Tesla cars require drivers to keep their hands on the steering wheel and warn them if they don’t. But the NTSB argued in its 2017 report that this wasn’t good enough.
“Monitoring steering wheel torque provides a poor surrogate means of determining the automated vehicle driver’s degree of engagement with the driving task,” the agency wrote.
The NTSB also encouraged Tesla and other automakers to “limit the use of automated vehicle control systems to those conditions for which they were designed.”
Tesla did make some changes to Autopilot in the wake of Brown’s death. For example, Autopilot will now bring the vehicle to a stop if the driver ignores Autopilot warnings three times in an hour. When I visited Tesla’s headquarters for a Model S test drive last year, the spokeswoman made a point of walking me through the various safety warnings a driver sees both before and during Autopilot use.
But Sumwalt evidently believes Tesla could be doing more.
One possible model here is the Cadillac Super Cruise. As our own Jonathan Gitlin wrote in February, the technology takes two safety precautions not found in most other driver-assistance products on the market.
First, Super Cruise uses eye tracking, rather than steering wheel torque, as the main method of detecting driver engagement.
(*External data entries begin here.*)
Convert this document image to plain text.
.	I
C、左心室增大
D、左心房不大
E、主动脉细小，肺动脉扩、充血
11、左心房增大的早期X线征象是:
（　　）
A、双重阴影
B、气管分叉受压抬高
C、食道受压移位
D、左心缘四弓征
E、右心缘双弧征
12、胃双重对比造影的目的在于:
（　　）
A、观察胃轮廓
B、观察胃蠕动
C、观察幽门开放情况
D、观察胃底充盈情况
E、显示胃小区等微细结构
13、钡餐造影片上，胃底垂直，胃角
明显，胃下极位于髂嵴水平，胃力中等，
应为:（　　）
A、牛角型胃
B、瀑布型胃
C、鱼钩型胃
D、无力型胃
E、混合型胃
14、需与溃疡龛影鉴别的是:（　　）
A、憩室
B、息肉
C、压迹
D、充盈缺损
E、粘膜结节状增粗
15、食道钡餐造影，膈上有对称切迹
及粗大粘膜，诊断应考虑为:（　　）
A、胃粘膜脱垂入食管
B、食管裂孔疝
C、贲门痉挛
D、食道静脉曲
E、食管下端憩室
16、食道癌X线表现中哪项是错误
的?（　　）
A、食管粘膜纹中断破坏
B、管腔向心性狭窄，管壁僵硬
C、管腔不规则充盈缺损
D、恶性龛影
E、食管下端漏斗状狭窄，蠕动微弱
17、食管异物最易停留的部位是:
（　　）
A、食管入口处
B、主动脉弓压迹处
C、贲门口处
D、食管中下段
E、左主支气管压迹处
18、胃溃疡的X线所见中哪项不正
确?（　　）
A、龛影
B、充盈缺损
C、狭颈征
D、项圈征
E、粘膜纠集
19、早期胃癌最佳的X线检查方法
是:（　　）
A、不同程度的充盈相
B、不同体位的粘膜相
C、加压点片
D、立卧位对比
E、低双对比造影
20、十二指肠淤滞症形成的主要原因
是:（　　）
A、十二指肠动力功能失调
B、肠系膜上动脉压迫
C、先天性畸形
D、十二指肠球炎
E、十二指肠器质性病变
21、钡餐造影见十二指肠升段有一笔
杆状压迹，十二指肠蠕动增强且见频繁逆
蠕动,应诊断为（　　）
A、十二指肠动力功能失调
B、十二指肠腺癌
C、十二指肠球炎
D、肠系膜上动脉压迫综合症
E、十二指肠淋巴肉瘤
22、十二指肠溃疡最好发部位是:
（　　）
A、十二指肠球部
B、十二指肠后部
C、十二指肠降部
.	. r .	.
This is a better way to gauge whether a driver is actually paying attention, and it’s harder for drivers to circumvent.
Tesla’s Model 3 has a driver-facing camera that could potentially be used for this kind of driver monitoring, but we’ve seen no sign that the company is planning to do this.
Second, GM has gathered high-density map data for 160,000 miles of highway across the country, and Super Cruise can only be engaged on those roadways. This greatly reduces the chances of Super Cruise being activated on a road with an unusual configuration that could confuse the technology and cause a crash. Tesla’s technology doesn’t make use of high-definition maps, allowing it to operate on a much wider range of roadways—but potentially making the system more error prone.